Ударил в тишину звонок.
Потом как будто по железу процарапала отмычка.
Вернулся крадучись. Зажёг, сломавши, спичку.
Прошёлся в угол, умеряя шаг.
«Ну – как?» –
«Ещё». – «Учи-учи. От слова и до слова».
Застыл, куря у косяка двери.
Я вспрыгнул на ноги: «Готово!»
Он сел спокойно: «Говори».
Горячим шёпотом, взахлёб,
Я строку в строку повторил, –
И только тут, смотря на бледный потный лоб,
Я понял, что я заучил.
 
Письмо Джемелли
 
«Друг и невеста! Что, кроме боли,
Что, кроме зла,
Близость со мною тебе принесла?
Я был один у тебя – ты у меня не одна:
Ленинскому боевому подполью
Вся моя жизнь отдана.
Где я бываю,
Что я скрываю,
Что тяготит меня в нашей судьбе, –
Легко ли
Было мне лгать тебе?
Страшно сейчас тебе будет, – страшнее
Мог я тебя завести.
Время такое неумолимое –
Третьего нет пути!
Если сумеешь,
Любимая, –
Прости!..
Всё наше бывшее, всё наше прежнее
Я сберегу с благодарною болью.
Девушка милая! Девочка нежная!
Мы не увидимся больше с тобою.
Дом оцепили. Следят…
Вижу в окно их – дежурят у лестницы.
В прошлую ночь мой двоюродный брат,
По телефону простясь, – повесился…
Я б убежал, да бежать нам некуда!
И не могу – ожиданьем прикован:
Должен приехать ко мне человек один,
Если не арестован.
Пятеро суток мечусь в западне:
Только бы ты не пришла ко мне!
Пятеро суток бьюсь, как больной:
– Ты не приходишь! Что с тобой?
Выйду на улицу, брошусь путлять
И, зачумлённый, глазами ловлю:
Некого! Некого мне послать
К той, кого люблю.
Только скрывайся! Только молчи!
Только себя сбереги от лап их! –
Знают, что делают, палачи
Сталинского Гестапо!
Ты доживёшь – это всё переменится!
Снова придут революцией оздоровлённые дни.

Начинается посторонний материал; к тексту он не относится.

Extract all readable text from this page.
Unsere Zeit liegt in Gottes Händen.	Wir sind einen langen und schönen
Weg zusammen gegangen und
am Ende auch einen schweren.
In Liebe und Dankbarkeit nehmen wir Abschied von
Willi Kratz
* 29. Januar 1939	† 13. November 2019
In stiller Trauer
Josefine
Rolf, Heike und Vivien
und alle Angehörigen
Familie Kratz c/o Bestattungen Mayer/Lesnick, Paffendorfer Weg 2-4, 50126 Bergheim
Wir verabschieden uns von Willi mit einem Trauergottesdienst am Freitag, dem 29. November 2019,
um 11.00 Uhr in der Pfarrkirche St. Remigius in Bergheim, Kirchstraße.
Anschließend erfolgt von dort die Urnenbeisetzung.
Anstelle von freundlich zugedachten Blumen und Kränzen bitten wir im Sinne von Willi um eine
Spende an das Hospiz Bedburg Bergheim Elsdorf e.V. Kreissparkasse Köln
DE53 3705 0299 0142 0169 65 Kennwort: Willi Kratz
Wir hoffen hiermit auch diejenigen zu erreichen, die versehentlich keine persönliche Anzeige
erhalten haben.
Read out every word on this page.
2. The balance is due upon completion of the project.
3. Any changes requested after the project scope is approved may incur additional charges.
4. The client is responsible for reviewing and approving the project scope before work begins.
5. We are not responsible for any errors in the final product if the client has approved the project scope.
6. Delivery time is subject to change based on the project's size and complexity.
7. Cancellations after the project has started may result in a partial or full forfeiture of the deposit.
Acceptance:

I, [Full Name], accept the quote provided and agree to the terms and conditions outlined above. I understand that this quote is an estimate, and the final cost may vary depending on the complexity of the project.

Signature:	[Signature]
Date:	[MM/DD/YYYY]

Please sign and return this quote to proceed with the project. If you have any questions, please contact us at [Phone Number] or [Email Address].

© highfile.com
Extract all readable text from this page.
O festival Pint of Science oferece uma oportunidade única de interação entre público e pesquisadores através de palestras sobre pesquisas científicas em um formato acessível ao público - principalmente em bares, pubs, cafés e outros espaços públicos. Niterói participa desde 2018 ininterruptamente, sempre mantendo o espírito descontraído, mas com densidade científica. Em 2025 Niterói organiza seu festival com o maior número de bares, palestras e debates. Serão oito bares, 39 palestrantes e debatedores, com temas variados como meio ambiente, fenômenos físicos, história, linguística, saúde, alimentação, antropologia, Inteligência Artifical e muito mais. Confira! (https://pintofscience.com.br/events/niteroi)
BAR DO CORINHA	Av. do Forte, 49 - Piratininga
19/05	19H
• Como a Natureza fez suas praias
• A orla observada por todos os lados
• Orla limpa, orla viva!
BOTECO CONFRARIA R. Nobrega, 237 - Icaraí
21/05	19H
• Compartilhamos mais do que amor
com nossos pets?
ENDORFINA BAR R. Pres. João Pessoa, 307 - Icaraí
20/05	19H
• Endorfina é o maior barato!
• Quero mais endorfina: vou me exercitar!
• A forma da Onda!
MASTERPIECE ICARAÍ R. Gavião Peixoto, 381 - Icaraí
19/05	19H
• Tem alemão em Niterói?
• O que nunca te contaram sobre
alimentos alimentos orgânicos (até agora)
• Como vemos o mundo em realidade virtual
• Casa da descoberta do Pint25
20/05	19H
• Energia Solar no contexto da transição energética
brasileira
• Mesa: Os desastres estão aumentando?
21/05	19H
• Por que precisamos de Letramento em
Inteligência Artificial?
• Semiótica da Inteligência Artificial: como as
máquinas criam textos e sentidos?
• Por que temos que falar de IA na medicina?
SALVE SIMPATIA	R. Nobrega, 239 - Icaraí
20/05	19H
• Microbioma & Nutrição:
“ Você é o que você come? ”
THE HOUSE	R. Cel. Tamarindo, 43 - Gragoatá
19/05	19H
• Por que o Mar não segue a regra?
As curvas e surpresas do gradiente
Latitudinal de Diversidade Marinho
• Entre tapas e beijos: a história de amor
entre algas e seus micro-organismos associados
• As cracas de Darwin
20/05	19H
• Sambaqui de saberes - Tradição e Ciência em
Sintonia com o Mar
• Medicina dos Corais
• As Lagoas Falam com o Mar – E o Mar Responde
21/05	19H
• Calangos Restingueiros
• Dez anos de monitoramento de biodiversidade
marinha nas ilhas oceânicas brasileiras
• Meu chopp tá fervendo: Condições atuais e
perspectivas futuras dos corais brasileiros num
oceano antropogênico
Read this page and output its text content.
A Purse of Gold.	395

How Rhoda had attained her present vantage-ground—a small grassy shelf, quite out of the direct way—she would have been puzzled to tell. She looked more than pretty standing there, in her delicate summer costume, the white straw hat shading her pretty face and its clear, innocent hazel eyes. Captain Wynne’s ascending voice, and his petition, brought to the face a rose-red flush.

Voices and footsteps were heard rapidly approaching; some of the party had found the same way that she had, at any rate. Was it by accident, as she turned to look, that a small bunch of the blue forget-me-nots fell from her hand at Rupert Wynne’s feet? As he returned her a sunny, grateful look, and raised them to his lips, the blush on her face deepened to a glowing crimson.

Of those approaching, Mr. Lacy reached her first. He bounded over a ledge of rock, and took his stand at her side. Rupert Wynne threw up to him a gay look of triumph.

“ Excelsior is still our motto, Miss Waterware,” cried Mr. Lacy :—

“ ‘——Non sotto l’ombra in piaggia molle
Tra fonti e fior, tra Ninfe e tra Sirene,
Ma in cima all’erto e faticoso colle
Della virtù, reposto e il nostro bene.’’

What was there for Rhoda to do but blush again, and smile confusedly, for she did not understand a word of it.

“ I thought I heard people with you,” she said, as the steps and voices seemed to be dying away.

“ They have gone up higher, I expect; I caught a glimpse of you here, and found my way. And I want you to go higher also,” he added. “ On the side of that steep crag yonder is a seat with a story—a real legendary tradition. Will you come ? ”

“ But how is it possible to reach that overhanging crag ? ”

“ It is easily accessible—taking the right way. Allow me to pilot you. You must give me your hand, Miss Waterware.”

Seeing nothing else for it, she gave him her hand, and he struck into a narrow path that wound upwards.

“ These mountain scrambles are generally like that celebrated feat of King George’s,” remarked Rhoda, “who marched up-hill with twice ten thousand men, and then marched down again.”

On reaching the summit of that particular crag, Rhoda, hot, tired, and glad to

Люди узнают, что подлинно ленинцы
Были – мы – одни.
Партию нашу трудно обманывать,
Класс-пролетарий подымется!
Нас растоптать не сумели Романовы, –
Где же ему, проходимцу?{55}
Вера в победу тверда моя:
В этом ли, в том ли году –
Мы воротимся, но я… но я…
Кажется мне – не приду.
Первые годы минуют, клубя,
Первого горя уляжется пыл, –
Кто-то придёт и полюбит тебя
Лучше, чем я любил…
Будь же свободною, дорогая!
Ты молода. Цвети. Живи.
Этим письмом я с тебя слагаю
Тяжесть нескладной моей любви…»{56}
 
 
Два раза нас перерывали стуком.
Надолго залился звонок.
Джемелли по-мужски пожал мне руку,
К письму оранжевый подставил огонёк.
В темневшей комнате письмо вздохнуло, заалело
И, в чёрный шорох съёжившись, сгорело.
«Не трусь, малыш! Они боятся сами шума.
Им по ночам да кроликов выхватывать покорных.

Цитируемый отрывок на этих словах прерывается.